I ritmi tropicali misti alla consueta chitarra post-punk presenti in The Stray, così come nella sbarazzina Sweet Patio, evidenziano un approccio sostanzialmente ibrido; è come se i tre inseguissero mondi in apparenza distanti, esaltandosi nei contrasti, nelle sfumature impercettibili, nei giochini elettronici, ma tenendo sempre bene in vista la scia definita in origine. I riferimenti sono a più riprese interscambiabili, al netto delle distanze stilistiche. Il singolo di lancio, Sabbatical, sembra uscito da un disco dei tardi Talking Heads. Mentre la chitarrina con andatura ubriacante e ubriaca della title-track ricorda vagamente i sempre poco citati Swell Maps.

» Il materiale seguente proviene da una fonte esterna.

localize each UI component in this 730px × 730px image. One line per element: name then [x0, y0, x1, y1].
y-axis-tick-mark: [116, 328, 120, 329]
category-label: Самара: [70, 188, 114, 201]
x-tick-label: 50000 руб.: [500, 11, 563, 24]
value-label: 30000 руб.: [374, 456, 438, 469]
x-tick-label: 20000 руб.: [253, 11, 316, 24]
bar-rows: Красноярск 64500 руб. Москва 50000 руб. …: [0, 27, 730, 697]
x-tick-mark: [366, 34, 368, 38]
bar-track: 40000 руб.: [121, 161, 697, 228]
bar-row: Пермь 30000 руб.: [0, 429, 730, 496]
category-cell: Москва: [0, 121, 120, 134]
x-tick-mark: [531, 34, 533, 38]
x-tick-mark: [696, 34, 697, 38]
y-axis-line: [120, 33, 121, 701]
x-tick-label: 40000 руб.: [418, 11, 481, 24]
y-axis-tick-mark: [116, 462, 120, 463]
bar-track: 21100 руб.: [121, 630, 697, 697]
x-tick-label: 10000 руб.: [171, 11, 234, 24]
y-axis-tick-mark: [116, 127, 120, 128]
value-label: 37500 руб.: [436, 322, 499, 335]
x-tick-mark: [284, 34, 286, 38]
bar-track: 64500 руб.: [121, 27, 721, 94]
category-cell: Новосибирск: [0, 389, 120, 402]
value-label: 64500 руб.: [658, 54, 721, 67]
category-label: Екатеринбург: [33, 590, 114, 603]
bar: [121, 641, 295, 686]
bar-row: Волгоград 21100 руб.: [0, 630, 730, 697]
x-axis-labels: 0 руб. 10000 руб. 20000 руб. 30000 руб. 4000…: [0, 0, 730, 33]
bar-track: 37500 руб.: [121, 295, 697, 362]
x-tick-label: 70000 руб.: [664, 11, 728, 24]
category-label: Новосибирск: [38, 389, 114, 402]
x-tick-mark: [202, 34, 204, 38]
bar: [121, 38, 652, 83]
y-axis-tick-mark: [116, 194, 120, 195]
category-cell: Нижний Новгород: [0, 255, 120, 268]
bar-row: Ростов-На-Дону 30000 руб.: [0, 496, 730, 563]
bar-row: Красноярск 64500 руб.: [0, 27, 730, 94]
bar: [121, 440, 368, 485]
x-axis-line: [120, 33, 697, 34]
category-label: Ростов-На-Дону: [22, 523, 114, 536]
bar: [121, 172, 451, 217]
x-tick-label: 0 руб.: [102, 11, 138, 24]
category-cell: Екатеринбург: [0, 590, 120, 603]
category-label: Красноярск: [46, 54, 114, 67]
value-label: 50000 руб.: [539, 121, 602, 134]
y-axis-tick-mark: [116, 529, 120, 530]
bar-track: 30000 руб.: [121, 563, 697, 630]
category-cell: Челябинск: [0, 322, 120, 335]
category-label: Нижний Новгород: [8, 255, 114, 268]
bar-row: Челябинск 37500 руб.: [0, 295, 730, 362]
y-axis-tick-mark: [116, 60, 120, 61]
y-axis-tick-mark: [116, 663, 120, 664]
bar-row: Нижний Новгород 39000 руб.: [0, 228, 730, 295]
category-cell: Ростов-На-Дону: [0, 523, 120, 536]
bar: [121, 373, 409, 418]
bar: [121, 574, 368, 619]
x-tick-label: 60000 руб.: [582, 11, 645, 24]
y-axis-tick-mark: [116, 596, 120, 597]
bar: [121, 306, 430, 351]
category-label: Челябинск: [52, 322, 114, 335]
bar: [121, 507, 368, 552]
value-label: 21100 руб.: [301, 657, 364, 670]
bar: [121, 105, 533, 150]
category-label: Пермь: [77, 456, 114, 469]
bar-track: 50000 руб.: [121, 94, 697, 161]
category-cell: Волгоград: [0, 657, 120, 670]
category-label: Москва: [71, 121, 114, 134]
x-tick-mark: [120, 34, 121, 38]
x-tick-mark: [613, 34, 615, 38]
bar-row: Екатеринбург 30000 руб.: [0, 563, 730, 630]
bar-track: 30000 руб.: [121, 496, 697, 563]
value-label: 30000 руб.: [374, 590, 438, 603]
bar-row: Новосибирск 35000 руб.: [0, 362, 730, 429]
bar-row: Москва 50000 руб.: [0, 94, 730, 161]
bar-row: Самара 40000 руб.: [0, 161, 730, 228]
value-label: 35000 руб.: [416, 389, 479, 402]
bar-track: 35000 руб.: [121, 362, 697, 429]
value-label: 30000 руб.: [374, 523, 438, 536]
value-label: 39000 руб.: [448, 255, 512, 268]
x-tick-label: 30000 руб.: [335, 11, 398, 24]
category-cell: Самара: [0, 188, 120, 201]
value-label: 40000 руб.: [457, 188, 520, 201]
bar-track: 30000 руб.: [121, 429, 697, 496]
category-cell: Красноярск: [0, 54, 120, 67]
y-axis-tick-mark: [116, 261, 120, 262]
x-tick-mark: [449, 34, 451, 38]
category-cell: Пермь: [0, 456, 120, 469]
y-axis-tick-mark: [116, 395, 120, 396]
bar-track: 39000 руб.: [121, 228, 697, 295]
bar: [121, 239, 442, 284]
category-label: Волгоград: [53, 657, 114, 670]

Dunque, riff e programmazione, pelli e battiti digitali, squarci rock e voce robot. Clemens Posch (chitarra, voce, basso), Lucas Kulterer (basso) e Paul Stöttinger (batteria) allestiscono alla propria maniera un cerimoniale per gli amanti del post-punk più arioso. Prendete poi una ballad trasognata e criptica come Actress, con il refrain e l’alternanza synth/chitarra a richiamare i connazionali Bilderbuch (altra band formidabile capace di spaziare allegramente), e avrete un’idea ben compiuta della faccenda.
Tra satelliti messi in orbita dall’esercito statunitense per controllare il mondo e spy story mai risolte, si avverte senza dubbio un goliardico complottismo buono ormai per tutte le stagioni. Arrivano finanche svariati passaggi ironici, provocazioni bizzarre come quella di Elevator: “Chi ha costruito questo ascensore di merda? Chi ha costruito questa merda?”. Dulcis in fundo, a volte sembra di ascoltare Chris Martin dei Coldplay cantare in una formazione alternativa per nerd infranti, vedi la traccia più radiofonica del lotto, la conclusiva Wing Chair.
Ben lontani dal presente, i Tents rispolverano con successo ed estrema tenacia soluzioni eternamente ammiccanti. Una formazione disinvolta e da segnare sul taccuino.